C’est ainsi que, malgré la coalition préparée et devant la flotte des alliés, égale en nombre, supérieure en manœuvre aux vaisseaux turcs, l’île de Chypre fut subjuguée, après les sièges opiniâtres et la prise de ses deux capitales, ; Nicosie et Famagouste, sans aucune grande diversion tentée dans l’intervalle.

Cette victoire était odieuse et faite pour soulever l’indignation de l’Europe. À Nicosie, les Turcs, entrés par capitulation, avaient massacré la garnison entière ; à Famagouste, le pacha, reçu également à conditions sur des ruines, devant une garnison exténuée de misère et de faim, avait, sous un semblant de féroce colère, violé toute promesse, fait massacrer les principaux officiers vénitiens et écorcher vif l’héroïque gouverneur de la place. Puis, le joug de fer des Turcs, aggravé par la foule de pillards asiatiques qu’avait attirés la longueur du siège, s’était étendu sur la malheureuse île.

Pie V en versa des larmes, et fit retentir dans l’Europe troublée le cri de son affliction. Rien de comparable à l’ardeur dont il pressa l’exécution du traité déjà conclu, le ralliement de la flotte confédérée, et la vengeance, puisque le secours arrivait trop tard. La plus grande marque de cette ardeur était dans la présence, inouïe jusque-là, d’une escadre et d’une armée pontificales. Pie V en avait remis le commandement à un Colonna, d’une ancienne famille romaine, longtemps suspecte à la papauté ; mais tout s’effaçait alors, aux yeux du pape, devant la grandeur du devoir et du péril. Cet exemple parlait plus haut que tous les appels faits à la chrétienté, et de presque tous les états d’Italie des vaisseaux de guerre et des troupes s’étaient réunis, avec les galères de Rome, à la flotte vénitienne.

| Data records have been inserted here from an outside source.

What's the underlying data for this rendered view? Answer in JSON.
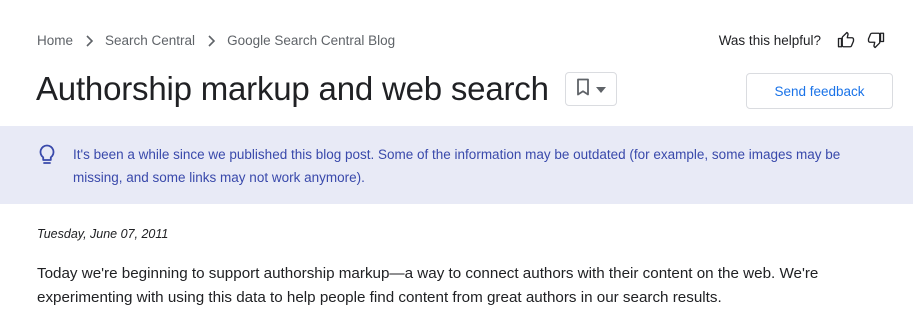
{
  "breadcrumb": {
    "items": [
      {
        "label": "Home"
      },
      {
        "label": "Search Central"
      },
      {
        "label": "Google Search Central Blog"
      }
    ]
  },
  "helpful": {
    "label": "Was this helpful?",
    "thumbs_up_icon": "thumb-up-icon",
    "thumbs_down_icon": "thumb-down-icon"
  },
  "header": {
    "title": "Authorship markup and web search",
    "bookmark_icon": "bookmark-icon",
    "dropdown_icon": "caret-down-icon",
    "feedback_label": "Send feedback"
  },
  "notice": {
    "icon": "lightbulb-icon",
    "text": "It's been a while since we published this blog post. Some of the information may be outdated (for example, some images may be missing, and some links may not work anymore)."
  },
  "post": {
    "date": "Tuesday, June 07, 2011",
    "body": "Today we're beginning to support authorship markup—a way to connect authors with their content on the web. We're experimenting with using this data to help people find content from great authors in our search results."
  },
  "colors": {
    "link_blue": "#1a73e8",
    "notice_bg": "#e8eaf6",
    "notice_text": "#3949ab",
    "muted_text": "#5f6368"
  }
}
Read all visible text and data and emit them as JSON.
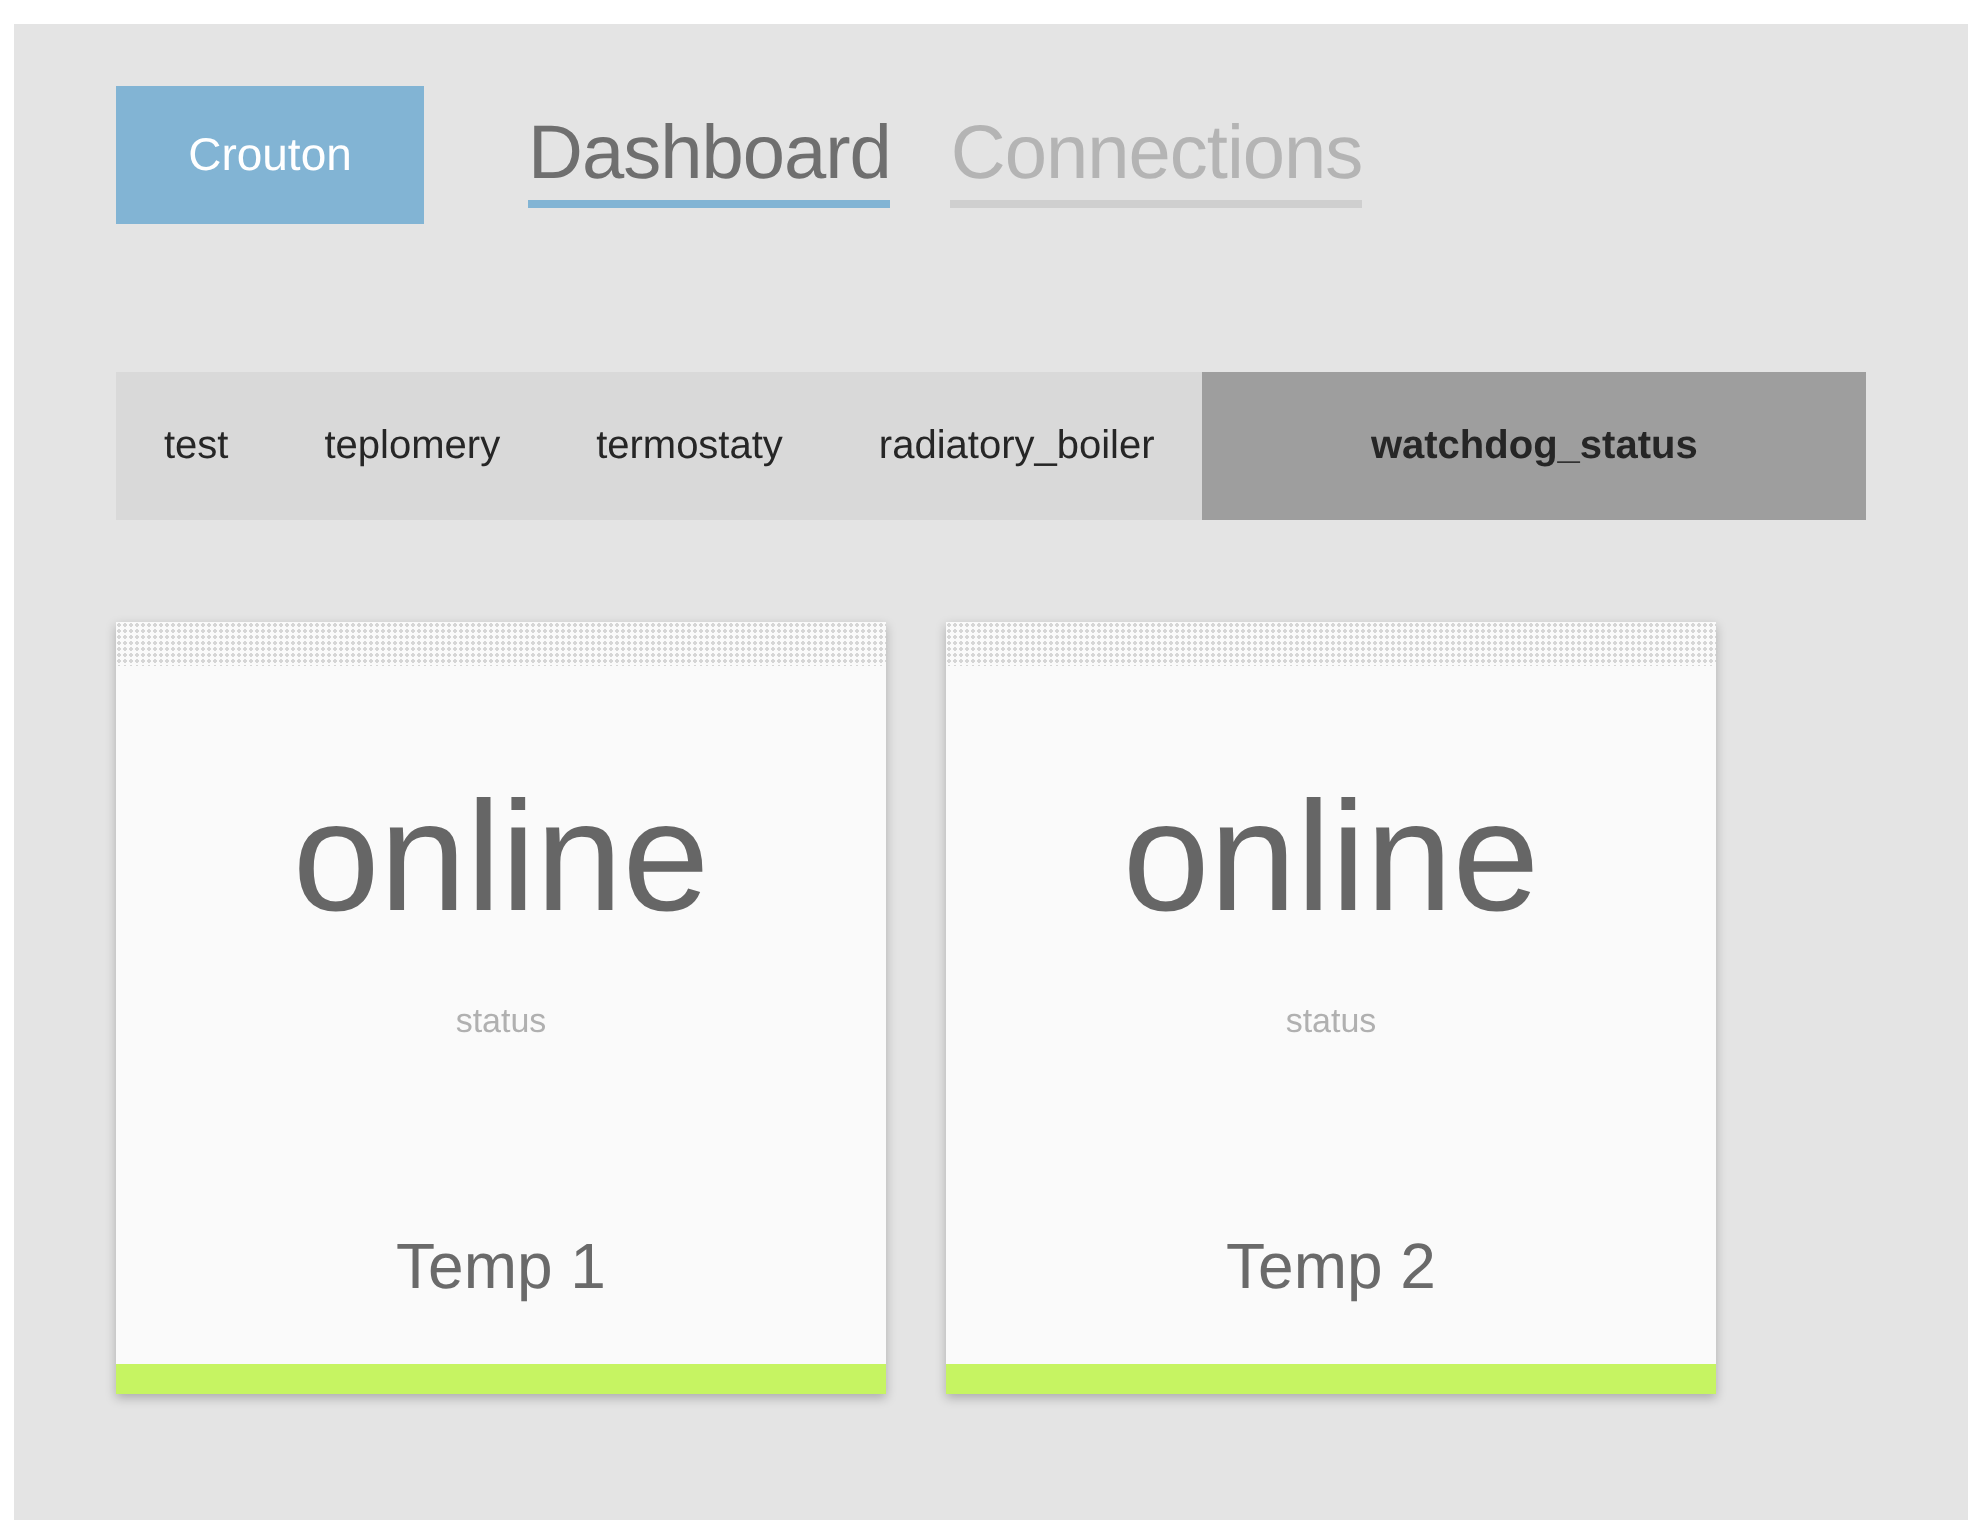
{
  "brand": "Crouton",
  "nav_tabs": [
    {
      "label": "Dashboard",
      "selected": true
    },
    {
      "label": "Connections",
      "selected": false
    }
  ],
  "group_tabs": [
    {
      "label": "test",
      "selected": false
    },
    {
      "label": "teplomery",
      "selected": false
    },
    {
      "label": "termostaty",
      "selected": false
    },
    {
      "label": "radiatory_boiler",
      "selected": false
    },
    {
      "label": "watchdog_status",
      "selected": true
    }
  ],
  "cards": [
    {
      "value": "online",
      "label": "status",
      "title": "Temp 1",
      "color": "#c6f462"
    },
    {
      "value": "online",
      "label": "status",
      "title": "Temp 2",
      "color": "#c6f462"
    }
  ]
}
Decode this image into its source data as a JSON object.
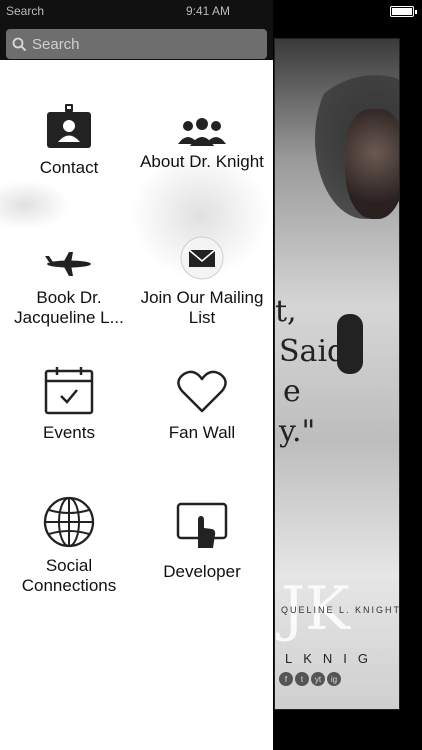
{
  "status_bar": {
    "carrier": "Search",
    "time": "9:41 AM"
  },
  "search": {
    "placeholder": "Search"
  },
  "menu_items": [
    {
      "label": "Contact",
      "icon": "id-badge-icon"
    },
    {
      "label": "About Dr. Knight",
      "icon": "group-icon"
    },
    {
      "label": "Book Dr. Jacqueline L...",
      "icon": "airplane-icon"
    },
    {
      "label": "Join Our Mailing List",
      "icon": "envelope-icon"
    },
    {
      "label": "Events",
      "icon": "calendar-check-icon"
    },
    {
      "label": "Fan Wall",
      "icon": "heart-icon"
    },
    {
      "label": "Social Connections",
      "icon": "globe-icon"
    },
    {
      "label": "Developer",
      "icon": "tablet-tap-icon"
    }
  ],
  "poster": {
    "quote_lines": [
      "t,",
      "Said,",
      "e",
      "y.\""
    ],
    "logo": "JK",
    "name": "QUELINE L. KNIGHT",
    "brand": "LKNIG",
    "social_icons": [
      "f",
      "t",
      "yt",
      "ig"
    ]
  },
  "colors": {
    "menu_background": "#ffffff",
    "search_background": "#6e6e6e",
    "top_bar": "#111111"
  }
}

Ainsi, dans l’automne de 1571, cinq mois après la conquête de Chypre, s’avançait sur la Méditerranée un armement chrétien formé de deux cents hautes galères, d’une foule de navires, et portant cinquante mille hommes de troupes. La journée de Lépante ! il n’est pas un plus beau souvenir historique dans l’Europe du XVIe siècle. Ce fut le dimanche 7 octobre 1571, dans cet ancien golfe de Corinthe qui se prolonge entre la côte de l’Albanie et la presqu’île de Morée, près du détroit où s’était livrée la bataille d’Actium, que le génie romain gagnait, au profit d’un maître, contre l’amas confus et les pavillons barbares de l’Orient.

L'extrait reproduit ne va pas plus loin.